'On Writing Software Well' II

'On Writing Software Well' II

Callbacks vs. Listeners

DHH remarks that he is a big fan of callbacks since they allow you to move a lot of incidental complexity off to the side while the rest of the code can pretend to be on a simple, default path shielding the programmer from a lot of the cognitive load that lives in callbacks instead.

To see what that means in practice, we are going to trace the mentions feature in Basecamp all the way down and pay attention to how callbacks are used to that end.

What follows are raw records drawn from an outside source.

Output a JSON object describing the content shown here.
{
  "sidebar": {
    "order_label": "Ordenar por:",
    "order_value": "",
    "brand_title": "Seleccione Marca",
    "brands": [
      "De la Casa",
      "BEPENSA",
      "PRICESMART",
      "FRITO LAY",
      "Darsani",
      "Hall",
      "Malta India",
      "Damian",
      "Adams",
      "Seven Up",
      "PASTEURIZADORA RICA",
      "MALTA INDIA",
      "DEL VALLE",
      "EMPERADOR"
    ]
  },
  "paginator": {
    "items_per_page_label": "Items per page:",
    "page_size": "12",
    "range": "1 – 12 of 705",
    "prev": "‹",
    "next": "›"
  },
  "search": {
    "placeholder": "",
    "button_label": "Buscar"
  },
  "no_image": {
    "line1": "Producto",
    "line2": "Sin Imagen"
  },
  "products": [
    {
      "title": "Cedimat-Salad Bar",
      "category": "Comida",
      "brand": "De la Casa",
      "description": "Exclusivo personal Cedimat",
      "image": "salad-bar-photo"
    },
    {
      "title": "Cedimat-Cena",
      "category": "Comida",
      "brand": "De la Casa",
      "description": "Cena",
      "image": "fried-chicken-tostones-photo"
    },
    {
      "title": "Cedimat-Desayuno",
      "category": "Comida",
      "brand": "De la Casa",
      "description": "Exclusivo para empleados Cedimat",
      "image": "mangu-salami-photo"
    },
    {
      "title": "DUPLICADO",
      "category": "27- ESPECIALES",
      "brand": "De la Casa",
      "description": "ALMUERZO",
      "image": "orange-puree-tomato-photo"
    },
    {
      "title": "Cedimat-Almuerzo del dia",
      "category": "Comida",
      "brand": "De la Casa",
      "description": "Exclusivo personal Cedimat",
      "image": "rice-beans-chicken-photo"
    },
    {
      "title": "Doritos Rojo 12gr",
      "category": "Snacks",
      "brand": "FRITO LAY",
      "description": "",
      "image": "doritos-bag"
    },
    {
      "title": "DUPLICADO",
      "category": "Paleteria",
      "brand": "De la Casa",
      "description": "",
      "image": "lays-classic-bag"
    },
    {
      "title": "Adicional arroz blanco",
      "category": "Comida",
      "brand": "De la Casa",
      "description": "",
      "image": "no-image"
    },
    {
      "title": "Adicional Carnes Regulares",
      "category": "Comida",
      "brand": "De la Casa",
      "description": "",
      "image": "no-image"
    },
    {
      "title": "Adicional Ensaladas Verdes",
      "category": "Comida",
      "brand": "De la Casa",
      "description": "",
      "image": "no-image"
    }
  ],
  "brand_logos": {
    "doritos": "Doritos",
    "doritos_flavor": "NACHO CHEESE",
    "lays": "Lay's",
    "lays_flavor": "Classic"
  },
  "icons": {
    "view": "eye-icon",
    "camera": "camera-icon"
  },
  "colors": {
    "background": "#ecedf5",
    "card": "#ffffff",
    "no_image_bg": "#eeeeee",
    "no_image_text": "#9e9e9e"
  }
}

The entry point is the create action of the messages controller, which simply records a new message on a bucket (a bucket is an abstraction used to group certain entities, which will be explained in future episodes). The new_message method in turn simply instantiates a message, note that logic pertaining to the creation of mentions or actual recordings is missing from the controller.

class MessagesController < ApplicationController
...
  def create
    @recording = @bucket.record new_message,
      parent: @parent_recording,
      status: status_param,
      subscribers: find_subscribers,
      category: find_category

    ...
  end
  ...
  def new_message
    Message.new params.require(:message).permit(:subject, :content)
  end
...
end

A mention is a model joining a mentioner and mentionee to a specific recording:

class Mention < ActiveRecord::Base
  ...
  belongs_to: :recording

  belongs_to: mentionee, class_name: 'Person', inverse_of: :mentions
  belongs_to: mentioner, class_name: 'Person'
  ...
  after_commit :deliver, unless: -> { mentioner == mentionee }, on: [:create, :update]
end

Mentions are a simple concern which orchestrates when mentions are to be scheduled.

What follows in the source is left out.